The slowdown is partly due to a high base effect from last year when a surge in energy and food prices pushed the headline inflation rate to 1981-highs of 9.1%. Energy cost slumped 16.7% (vs -11.7% in May), with prices falling 36.6% for fuel oil, 26.5% for gasoline, and 18.6% for utility gas service. Electricity prices increased by 5.4%.
Also, inflation slowed for food (5.7% vs 6.7% in May) and shelter (7.8% vs 8%). Smaller price increases were also recorded for new vehicles (4.1% vs 4.7%), apparel (3.1% vs 3.5%), and transportation services (8.2% vs 10.2%). The cost of medical services was down 0.8% and prices of used cars and trucks declined 5.2%.
The annual core consumer price inflation rate in the United States, which excludes volatile items such as food and energy, fell to 4.8% in June 2023, the lowest since October 2021, from 5.3% in the prior month and below market expectations of 5%. On a monthly basis, core consumer prices rose by 0.2% from a month earlier in June, also less than forecasts of a 0.3% increase.
Another big mover was the USDCAD pair as the Bank of Canada raised the target for its overnight rate by 25 basis point to 5% in July 2023, as expected by markets backing the surprise 25 basis rate hike from the previous meeting and extending its tightening cycle after the brief pause in March and April.

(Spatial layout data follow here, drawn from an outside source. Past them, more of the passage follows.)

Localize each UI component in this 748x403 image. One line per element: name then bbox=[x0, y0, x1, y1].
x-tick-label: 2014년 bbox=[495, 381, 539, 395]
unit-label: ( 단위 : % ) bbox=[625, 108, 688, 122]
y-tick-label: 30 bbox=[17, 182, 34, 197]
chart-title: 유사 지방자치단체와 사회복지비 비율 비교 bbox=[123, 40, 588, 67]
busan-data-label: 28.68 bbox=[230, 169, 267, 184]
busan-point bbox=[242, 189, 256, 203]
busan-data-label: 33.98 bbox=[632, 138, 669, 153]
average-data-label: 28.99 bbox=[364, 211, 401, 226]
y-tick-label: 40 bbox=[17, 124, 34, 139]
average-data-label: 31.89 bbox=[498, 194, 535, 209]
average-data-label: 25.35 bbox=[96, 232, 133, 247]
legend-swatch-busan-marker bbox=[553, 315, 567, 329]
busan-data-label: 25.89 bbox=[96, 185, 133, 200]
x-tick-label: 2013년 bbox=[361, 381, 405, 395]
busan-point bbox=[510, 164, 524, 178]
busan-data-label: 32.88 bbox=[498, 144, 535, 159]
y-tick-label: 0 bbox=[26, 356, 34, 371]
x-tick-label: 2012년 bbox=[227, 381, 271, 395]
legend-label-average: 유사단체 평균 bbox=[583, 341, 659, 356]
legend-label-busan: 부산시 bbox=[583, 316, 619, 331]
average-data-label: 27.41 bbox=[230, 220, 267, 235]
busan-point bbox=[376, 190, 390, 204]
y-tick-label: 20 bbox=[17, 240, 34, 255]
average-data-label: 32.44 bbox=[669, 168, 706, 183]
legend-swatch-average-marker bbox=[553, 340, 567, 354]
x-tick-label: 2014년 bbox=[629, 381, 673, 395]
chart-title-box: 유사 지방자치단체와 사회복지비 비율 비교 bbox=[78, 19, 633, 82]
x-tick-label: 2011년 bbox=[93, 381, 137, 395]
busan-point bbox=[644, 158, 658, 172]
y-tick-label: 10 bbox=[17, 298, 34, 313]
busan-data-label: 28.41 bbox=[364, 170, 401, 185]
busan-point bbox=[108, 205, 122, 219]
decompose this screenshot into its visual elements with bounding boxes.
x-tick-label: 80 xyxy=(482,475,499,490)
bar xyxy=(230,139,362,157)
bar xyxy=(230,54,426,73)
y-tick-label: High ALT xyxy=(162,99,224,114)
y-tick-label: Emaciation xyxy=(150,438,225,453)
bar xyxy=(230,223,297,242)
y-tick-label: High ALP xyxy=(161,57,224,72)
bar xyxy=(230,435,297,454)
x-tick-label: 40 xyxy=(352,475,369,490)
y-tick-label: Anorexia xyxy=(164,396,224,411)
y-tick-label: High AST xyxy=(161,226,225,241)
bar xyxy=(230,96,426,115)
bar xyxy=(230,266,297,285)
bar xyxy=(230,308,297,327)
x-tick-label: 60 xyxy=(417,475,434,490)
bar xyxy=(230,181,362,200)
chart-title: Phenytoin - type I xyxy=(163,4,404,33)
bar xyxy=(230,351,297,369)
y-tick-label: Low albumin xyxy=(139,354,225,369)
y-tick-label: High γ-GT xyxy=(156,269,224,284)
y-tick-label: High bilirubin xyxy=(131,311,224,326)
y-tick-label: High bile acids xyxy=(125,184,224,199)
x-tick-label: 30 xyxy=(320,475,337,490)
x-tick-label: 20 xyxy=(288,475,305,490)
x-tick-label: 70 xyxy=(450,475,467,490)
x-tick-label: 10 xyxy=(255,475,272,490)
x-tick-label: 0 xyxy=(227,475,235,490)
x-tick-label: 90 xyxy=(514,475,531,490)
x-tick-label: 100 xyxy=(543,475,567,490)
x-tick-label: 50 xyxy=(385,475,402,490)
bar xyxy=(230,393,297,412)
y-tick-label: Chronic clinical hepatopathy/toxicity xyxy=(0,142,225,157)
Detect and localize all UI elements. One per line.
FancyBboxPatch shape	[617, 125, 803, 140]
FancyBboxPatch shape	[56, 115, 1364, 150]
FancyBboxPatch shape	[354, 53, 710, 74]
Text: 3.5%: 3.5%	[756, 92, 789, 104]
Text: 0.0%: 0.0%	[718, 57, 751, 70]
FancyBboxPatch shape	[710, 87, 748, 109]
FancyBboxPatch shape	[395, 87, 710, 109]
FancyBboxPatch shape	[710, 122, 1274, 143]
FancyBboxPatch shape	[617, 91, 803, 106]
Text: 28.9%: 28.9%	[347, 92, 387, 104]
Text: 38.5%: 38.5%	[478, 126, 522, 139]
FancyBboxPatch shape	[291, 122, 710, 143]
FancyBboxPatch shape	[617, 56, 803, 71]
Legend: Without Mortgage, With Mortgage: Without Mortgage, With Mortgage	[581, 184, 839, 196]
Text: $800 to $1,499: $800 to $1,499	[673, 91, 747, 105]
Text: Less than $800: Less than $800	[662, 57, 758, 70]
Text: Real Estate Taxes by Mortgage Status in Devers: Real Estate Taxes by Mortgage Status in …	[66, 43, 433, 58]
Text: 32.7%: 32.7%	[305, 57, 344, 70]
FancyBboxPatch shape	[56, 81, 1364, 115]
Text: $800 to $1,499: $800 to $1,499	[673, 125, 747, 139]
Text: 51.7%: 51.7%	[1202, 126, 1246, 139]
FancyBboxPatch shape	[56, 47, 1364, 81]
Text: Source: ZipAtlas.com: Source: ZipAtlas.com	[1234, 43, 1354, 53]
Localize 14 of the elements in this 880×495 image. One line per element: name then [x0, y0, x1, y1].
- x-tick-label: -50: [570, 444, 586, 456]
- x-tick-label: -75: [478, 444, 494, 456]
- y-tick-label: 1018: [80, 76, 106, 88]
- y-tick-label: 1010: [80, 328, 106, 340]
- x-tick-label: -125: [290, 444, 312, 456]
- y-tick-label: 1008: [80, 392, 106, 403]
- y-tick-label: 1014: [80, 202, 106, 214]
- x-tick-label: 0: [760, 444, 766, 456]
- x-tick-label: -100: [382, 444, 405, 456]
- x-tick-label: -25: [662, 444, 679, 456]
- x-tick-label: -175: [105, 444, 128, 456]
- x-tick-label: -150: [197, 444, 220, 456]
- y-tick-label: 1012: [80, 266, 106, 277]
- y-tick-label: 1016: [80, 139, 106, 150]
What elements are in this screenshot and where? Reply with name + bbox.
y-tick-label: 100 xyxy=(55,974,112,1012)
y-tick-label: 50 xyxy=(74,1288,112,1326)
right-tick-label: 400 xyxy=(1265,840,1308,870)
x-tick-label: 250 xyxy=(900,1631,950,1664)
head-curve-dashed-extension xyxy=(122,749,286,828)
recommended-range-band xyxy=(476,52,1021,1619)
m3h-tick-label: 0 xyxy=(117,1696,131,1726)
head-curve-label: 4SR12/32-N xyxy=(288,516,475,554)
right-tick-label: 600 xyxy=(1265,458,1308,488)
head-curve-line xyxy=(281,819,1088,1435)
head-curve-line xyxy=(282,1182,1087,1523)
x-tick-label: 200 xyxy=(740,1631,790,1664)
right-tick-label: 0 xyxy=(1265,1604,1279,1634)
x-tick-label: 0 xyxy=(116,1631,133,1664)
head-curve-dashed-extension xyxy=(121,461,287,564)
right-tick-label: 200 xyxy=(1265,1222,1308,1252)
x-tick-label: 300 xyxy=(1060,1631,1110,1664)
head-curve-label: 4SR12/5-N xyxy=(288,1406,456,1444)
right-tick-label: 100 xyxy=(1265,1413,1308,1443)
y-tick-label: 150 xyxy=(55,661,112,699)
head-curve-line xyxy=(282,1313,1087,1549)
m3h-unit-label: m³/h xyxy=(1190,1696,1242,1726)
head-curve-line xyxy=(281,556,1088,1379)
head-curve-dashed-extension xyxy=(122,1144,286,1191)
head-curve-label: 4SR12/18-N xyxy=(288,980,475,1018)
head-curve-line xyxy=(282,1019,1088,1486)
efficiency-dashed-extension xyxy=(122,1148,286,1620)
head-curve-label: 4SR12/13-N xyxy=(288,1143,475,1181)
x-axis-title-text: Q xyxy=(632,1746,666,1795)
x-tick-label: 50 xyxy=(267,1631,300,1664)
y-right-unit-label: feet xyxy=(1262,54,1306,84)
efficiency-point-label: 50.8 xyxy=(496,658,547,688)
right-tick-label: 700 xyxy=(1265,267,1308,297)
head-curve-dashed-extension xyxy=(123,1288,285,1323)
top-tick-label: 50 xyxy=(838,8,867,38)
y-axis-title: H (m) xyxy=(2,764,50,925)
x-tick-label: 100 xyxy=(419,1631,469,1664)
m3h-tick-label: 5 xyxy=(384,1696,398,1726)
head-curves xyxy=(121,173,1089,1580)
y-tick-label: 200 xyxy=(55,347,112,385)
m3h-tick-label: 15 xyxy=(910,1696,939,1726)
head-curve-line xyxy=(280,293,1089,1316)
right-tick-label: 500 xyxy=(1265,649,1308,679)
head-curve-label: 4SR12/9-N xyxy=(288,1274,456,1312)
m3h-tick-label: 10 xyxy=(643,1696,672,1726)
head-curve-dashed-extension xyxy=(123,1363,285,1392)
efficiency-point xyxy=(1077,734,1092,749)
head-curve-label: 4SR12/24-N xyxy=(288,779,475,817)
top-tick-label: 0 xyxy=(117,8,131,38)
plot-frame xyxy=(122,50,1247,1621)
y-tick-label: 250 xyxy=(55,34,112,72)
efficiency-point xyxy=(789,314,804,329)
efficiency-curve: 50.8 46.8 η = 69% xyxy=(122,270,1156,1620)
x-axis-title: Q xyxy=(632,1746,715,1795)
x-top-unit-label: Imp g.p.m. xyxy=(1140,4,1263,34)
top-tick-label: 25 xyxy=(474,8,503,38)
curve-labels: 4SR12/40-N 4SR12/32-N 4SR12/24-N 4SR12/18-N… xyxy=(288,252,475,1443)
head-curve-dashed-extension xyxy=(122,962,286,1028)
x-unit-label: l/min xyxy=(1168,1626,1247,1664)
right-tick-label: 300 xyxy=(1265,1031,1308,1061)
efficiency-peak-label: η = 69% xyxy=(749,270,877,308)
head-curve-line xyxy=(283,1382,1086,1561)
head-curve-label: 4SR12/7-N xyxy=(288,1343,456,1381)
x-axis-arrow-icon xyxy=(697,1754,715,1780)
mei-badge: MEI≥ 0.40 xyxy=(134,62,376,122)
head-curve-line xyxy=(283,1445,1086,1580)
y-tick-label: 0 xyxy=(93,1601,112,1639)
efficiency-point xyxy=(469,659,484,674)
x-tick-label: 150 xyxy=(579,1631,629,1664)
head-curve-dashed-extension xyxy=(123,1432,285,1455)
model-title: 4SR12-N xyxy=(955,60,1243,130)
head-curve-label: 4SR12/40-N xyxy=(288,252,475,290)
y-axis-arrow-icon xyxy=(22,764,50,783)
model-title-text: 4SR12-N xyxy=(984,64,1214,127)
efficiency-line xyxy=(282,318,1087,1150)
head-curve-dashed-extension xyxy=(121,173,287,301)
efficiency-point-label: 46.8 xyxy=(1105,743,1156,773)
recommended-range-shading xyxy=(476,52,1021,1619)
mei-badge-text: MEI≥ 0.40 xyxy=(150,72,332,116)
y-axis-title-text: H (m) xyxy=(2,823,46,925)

The central bank’s Governing Council stated that stronger-than-expected consumption and stubbornly tight labour markets drove inflationary pressures to remain persistent for services, warranting another increase in borrowing costs.
Consequently, the bank revised its forecast to show that the slowdown in inflation will take longer than previously expected, set to hover around the 3% mark for next year before easing to the 2% target in the middle of 2025.
The central bank will continue to assess the dynamics of core inflation and the outlook for CPI inflation and remains resolute in its commitment to restoring price stability for Canadians.